Document Type : Research Articles
Division of Medical Oncology, Department of Medicine, Faculty of Medicine Siriraj Hospital, Mahidol University, Bangkok, Thailand.
Division of Endocrinology and Metabolism, Department of Medicine, Faculty of Medicine Siriraj Hospital, Mahidol University, Bangkok, Thailand.
Office for Research and Development, Siriraj Hospital, Mahidol University, Bangkok, Thailand.
Division of Head, Neck and Breast Surgery, Department of Surgery, Faculty of Medicine, Siriraj Hospital, Mahidol University, Bangkok, Thailand.

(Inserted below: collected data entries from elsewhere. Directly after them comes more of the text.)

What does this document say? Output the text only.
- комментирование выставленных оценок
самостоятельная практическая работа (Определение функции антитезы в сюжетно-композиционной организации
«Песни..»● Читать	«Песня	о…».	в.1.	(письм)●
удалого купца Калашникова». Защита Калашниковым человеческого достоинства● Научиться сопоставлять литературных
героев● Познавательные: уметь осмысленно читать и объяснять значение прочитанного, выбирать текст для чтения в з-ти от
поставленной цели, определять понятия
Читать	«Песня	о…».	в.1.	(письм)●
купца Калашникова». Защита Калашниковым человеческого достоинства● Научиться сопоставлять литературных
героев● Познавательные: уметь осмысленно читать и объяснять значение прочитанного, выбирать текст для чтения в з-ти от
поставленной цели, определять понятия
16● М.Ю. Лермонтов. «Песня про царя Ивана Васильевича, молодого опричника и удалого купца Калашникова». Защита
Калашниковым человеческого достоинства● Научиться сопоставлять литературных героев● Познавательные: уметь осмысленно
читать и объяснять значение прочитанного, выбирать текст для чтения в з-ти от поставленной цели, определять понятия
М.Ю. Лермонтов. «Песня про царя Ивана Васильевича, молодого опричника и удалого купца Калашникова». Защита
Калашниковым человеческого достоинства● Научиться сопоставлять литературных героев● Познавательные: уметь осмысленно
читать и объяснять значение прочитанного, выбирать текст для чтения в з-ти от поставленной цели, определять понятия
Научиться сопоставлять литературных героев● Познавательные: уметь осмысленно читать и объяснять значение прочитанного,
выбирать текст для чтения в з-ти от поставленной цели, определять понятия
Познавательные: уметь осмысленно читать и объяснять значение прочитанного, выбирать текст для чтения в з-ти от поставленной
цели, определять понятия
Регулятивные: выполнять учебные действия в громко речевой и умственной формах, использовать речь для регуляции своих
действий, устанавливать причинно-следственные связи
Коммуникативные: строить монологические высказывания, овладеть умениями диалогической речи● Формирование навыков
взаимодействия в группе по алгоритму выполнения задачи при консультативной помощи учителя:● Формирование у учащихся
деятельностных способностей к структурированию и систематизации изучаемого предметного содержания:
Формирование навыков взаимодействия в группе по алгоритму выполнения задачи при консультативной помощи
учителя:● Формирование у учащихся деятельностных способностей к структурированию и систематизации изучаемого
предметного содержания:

Objective: Obesity is increasing worldwide. Previous studies of the impact of obesity on breast cancer outcomes have reported conflicting results. We investigated the association of obesity and breast cancer survival in Thai patients. Methods: Medical records of operable breast cancer patients diagnosed and treated at Siriraj Hospital between January 2004 and December 2011 were reviewed. Demographic data, tumor characteristics, stage, treatment and adverse event were described. Obesity was defined as body mass index (BMI) ≥ 25 kg/m2 using Asian’s cutoff value. Survivals in both obese and non-obese patient groups were analyzed. Results: A total of 400 patients were included, 200 in each group. Obese patients were older and associated with more comorbidity. Obesity was associated with larger tumor size (p = 0.011), greater numbers of lymph node involvement (p = 0.003) and more advanced stage (p = 0.01). Obese patients were more likely to receive less adjuvant chemotherapy and hormonal treatment. There was no statistically significant difference in disease-free survival (DFS) (Hazard ratio [HR] 0.72, 95% confidence interval [CI] 0.46 to 1.13) and overall survival (OS) (HR 0.77, 95% CI 0.43 to 1.39) between obese and non-obese patients. Interestingly, obesity was associated with fewer complications from chemotherapy than non-obese patients (p = 0.047). Conclusion: Obesity had no adverse prognostic impact association on both DFS and OS in Thai patients with operable breast cancer, although obese patients more often presented with larger tumor and higher numbers of lymph node involvement.